There are also commentaries on fandom in this book that I didn’t necessarily agree with because it didn’t align with my own experience, but the book gives such a wide range of interpretations from each character’s perspective that, for me, it didn’t feel like one view was being shoved down my throat.
The characters are honestly so endearing, and so real. The story is split between Angel/Fereshteh’s perspective and Jimmy’s and I loved both equally. Their internal monologues are relatable and insightful, but I have to say that I adored their interactions with the other characters that bit more.
Dialogue really is Alice Oseman’s strong point for me, and I can literally see every conversation or snark-session the characters had with each other mirrored in my favourites conversations with my friends. I was talking to the wonderful Lia over at Lost In A Story about this book as we both read it at the same time and we both said that we were just constantly smiling throughout each interaction.
‘just in a friend way. But … I don’t think that’s any less special.’
The characters themselves are also extremely diverse, which was brilliant to read. Fereshteh is a hijabi Muslim whose romantic/sexual orientation isn’t explicitly stated:
Even though I probably would go out with a girl, but I don’t really ever get crushes on anyone, so I just don’t know what I am right now, to be honest.
I loved this little snippet. It isn’t expanded upon any further but I personally really like that.

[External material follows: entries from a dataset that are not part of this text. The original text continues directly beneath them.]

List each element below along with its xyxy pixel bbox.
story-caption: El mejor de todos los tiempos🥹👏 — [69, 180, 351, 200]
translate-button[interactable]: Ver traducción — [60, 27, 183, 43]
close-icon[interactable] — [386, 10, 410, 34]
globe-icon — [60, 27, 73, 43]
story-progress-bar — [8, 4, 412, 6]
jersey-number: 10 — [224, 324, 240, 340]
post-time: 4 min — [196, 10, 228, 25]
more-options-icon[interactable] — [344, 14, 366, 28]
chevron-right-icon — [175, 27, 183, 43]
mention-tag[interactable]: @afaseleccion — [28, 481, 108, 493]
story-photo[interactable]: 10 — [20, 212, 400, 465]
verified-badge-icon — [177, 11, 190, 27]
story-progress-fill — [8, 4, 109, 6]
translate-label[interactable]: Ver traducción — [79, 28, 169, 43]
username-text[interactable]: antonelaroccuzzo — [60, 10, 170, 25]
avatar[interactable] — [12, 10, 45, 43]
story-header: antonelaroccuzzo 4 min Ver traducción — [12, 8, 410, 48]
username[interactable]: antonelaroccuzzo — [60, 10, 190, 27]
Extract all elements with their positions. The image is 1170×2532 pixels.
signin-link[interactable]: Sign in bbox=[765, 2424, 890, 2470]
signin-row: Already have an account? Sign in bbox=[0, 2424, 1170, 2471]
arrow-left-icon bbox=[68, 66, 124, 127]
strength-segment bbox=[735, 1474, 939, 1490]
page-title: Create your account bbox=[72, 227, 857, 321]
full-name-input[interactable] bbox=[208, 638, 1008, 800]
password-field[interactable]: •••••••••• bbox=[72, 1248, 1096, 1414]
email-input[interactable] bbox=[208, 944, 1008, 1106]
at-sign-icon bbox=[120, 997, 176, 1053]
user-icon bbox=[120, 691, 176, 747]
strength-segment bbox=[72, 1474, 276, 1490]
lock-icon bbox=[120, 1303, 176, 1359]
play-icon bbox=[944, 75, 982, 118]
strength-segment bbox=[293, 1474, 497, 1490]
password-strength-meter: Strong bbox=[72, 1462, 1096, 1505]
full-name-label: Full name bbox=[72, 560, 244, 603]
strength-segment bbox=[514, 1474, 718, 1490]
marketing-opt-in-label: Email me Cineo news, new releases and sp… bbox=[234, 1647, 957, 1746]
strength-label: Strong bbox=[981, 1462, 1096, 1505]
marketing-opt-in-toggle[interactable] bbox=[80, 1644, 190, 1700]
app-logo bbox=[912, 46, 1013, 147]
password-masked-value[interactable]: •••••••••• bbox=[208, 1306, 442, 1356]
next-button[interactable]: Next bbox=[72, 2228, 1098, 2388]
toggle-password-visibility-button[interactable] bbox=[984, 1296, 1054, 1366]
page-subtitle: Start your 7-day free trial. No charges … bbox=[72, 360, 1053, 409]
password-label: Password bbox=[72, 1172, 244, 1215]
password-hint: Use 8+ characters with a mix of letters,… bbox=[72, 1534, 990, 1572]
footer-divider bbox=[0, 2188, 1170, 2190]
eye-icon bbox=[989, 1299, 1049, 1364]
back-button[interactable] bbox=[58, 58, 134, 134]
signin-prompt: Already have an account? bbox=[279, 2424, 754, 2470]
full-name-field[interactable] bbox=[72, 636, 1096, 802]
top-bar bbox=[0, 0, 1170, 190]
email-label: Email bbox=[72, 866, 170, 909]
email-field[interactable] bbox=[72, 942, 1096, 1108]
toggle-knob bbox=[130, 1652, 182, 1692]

It resonated with a lot of my experiences.
As for the band members: Rowan is black, Lister is bisexual, and Jimmy is Indian/Italian, transgender, and gay. Bliss is Chinese/British and bisexual.
I can’t speak for a lot of this representation but the inclusion of it was so seamless and tackled a lot of deep issues such as Jimmy’s anxiety and experience of being trans, as well as alcoholism and general ‘where the hell am I going with my life?’ fears.
I cared about each and every one of these characters, and found myself almost squealing when their paths intertwined. It was weird experience, almost fangirling over a book about a fangirl… fangirling? It’s the first book that I’ve stayed up late to finish in a long, long time.
I Was Born For This is an easy, feel-good, heartbreaking (at times), diverse, intriguing commentary on fandom and the pressures of fame, and ultimately one I would totally recommend.
In an otherwise mediocre existence, we choose to feel passion.
Trigger warnings: panic attacks, family death, alcoholism, transphobia, blood, possible eating disorders, and suicidal ideation.
Have you read I Was Born For This? I would absolutely love to chat to you about it because I’m not exaggerating when I say I loved this book.